Morgan Stanley Reports Quarterly Results

Morgan Stanley (MS) experienced a more than 3% drop in its shares on Tuesday following the release of its latest quarterly results, despite exceeding revenue expectations. In Q4, the bank reported earnings per share (EPS) of $0.85, with revenue reaching $12.9 billion—surpassing both the $12.7 billion reported a year ago and the consensus estimate of $12.79 billion.

The fourth-quarter pre-tax income for Morgan Stanley included $535 million in charges, with $286 million attributed to an FDIC special assessment and a $249 million legal charge related to a specific matter. For the full year, the bank’s net revenues amounted to $54.1 billion, a slight increase from $53.7 billion the previous year.
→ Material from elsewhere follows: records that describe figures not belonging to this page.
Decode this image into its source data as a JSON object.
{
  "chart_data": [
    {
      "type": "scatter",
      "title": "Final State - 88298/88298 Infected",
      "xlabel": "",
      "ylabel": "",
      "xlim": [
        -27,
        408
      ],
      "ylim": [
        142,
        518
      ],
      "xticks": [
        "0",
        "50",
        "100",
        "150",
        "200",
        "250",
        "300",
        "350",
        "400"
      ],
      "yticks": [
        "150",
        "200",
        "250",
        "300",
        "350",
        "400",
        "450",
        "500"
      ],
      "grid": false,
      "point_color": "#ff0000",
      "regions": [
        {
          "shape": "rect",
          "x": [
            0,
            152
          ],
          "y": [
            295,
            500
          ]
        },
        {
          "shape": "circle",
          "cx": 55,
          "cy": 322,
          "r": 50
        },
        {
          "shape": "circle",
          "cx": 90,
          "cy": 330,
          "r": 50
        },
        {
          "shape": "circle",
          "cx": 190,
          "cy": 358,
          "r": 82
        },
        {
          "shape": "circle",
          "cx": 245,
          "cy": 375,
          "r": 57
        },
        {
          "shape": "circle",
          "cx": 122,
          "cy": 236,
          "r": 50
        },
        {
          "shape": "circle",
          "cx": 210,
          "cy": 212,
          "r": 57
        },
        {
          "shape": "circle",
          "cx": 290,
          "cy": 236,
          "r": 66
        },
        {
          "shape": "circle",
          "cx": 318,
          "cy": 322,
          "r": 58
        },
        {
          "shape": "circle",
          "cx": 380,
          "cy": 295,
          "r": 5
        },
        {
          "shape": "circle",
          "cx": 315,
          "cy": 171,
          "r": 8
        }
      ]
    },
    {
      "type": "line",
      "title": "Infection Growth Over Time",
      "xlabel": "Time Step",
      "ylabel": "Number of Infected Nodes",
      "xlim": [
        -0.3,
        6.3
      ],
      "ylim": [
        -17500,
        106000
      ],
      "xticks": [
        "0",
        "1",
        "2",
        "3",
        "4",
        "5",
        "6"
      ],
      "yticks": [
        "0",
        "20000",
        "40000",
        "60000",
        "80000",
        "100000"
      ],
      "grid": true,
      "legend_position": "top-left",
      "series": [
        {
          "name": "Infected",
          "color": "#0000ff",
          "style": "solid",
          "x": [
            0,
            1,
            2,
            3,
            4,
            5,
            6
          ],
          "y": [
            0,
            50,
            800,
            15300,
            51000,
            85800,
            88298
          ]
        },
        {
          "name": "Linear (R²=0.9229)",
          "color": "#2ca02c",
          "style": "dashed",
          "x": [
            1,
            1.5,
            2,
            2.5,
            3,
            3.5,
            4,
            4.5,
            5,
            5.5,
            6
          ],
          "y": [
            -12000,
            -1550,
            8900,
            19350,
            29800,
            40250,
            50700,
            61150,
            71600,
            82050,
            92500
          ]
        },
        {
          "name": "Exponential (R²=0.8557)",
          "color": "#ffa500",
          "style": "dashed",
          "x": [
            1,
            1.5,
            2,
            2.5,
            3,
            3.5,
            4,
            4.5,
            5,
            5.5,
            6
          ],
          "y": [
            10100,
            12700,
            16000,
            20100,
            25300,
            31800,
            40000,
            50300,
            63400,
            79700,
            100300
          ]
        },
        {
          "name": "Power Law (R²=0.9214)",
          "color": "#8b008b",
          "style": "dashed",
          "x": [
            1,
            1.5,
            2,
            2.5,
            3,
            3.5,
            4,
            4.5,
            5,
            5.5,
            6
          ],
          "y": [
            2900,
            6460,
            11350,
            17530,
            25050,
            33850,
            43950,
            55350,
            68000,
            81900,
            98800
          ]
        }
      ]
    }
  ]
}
Morgan Stanley’s wealth management division posted impressive figures for the full year, generating revenues of $26.3 billion and adding net new assets of $282 billion. Additionally, the investment management division reported full-year revenues of $5.4 billion, with assets under management rising to $1.5 trillion.

Ted Pick, Morgan Stanley’s CEO, commented on the firm’s performance, noting a solid return on tangible common equity (ROTCE) amid a mixed market backdrop and various headwinds in 2023. Looking ahead to 2024, Pick emphasised the bank’s clear and consistent business strategy and a unified leadership team, expressing a focus on achieving long-term financial goals and delivering for shareholders.

While analysts at Goldman Sachs found the results largely in line with expectations, they highlighted lower-than-expected trading revenue, leading to investor concerns. Jefferies analysts, on the other hand, maintained a Buy rating and $107 price target on MS, noting that excluding the legal charge, the bank’s EPS was closer to $0.98 and emphasising positive annualised growth in net new assets. Both sets of analysts outlined areas of investor focus for the future, including trends in Global Wealth Management (GWM), capital markets normalisation, and updated long-term targets.